Le texte prévoit que le vice-président sera nommé et révoqué par le président de la République. En cas de vacance du pouvoir – décès, démission ou empêchement – il assurera automatiquement la continuité de l’exécutif jusqu’à la fin du mandat en cours. Jusqu’ici, cette prérogative revenait au président du Sénat.

Le gouvernement défend ainsi un mécanisme capable de renforcer la stabilité politique et de sécuriser le fonctionnement de l’État. Selon ses promoteurs, ce dispositif permettrait d’assurer une continuité plus directe et efficace au sommet de l’État. 

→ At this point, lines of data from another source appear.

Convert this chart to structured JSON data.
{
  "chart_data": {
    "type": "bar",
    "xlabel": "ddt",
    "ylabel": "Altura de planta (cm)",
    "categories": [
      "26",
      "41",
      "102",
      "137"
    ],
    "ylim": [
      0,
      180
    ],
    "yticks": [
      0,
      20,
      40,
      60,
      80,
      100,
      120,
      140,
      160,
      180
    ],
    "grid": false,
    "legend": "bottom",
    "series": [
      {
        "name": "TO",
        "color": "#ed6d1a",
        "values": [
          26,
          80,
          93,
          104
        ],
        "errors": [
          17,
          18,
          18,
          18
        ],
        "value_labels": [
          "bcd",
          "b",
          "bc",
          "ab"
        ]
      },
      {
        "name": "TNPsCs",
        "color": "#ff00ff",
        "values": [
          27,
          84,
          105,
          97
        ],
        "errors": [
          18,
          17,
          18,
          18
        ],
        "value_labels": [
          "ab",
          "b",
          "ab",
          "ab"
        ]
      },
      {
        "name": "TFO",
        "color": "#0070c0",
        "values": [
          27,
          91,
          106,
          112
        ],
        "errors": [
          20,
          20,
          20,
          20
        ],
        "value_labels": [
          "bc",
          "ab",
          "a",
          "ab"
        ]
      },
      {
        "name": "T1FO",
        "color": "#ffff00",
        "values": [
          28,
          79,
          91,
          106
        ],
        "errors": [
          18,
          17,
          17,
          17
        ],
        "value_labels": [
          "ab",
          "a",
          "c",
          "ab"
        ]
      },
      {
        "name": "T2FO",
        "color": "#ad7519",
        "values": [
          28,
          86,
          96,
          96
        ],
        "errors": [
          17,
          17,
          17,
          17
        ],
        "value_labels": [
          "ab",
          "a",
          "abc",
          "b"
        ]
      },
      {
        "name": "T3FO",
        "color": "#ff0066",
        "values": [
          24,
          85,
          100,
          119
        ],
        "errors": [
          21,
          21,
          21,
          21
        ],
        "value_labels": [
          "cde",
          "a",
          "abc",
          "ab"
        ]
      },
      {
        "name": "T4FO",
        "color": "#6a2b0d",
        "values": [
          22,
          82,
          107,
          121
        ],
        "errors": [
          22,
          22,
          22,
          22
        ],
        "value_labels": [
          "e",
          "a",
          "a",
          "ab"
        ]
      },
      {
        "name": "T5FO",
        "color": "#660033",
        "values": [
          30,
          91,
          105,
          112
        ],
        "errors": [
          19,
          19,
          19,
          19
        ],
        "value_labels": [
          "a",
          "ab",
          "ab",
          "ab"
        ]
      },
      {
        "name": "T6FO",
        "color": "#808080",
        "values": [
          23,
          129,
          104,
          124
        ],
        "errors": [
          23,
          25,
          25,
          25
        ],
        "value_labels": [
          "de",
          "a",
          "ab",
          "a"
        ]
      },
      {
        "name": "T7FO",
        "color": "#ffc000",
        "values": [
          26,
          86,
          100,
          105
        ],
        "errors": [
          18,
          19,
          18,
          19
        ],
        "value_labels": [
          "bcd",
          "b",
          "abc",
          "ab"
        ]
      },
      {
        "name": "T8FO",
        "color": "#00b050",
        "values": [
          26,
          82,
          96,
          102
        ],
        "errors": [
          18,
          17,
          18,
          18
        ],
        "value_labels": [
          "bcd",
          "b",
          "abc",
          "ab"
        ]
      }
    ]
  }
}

En revanche, l’opposition dénonce un mécanisme ouvrant la voie à une désignation indirecte du successeur du président, sans recours au suffrage universel. Plusieurs figures politiques et organisations de la société civile critiquent un renforcement jugé excessif des pouvoirs présidentiels, certains évoquant une « dérive autoritaire » ou une « succession verrouillée ».

La prochaine étape devrait consister en la mise en œuvre rapide de cette révision constitutionnelle, avec en ligne de mire la nomination du vice-président par le chef de l’État, Paul Biya (93 ans).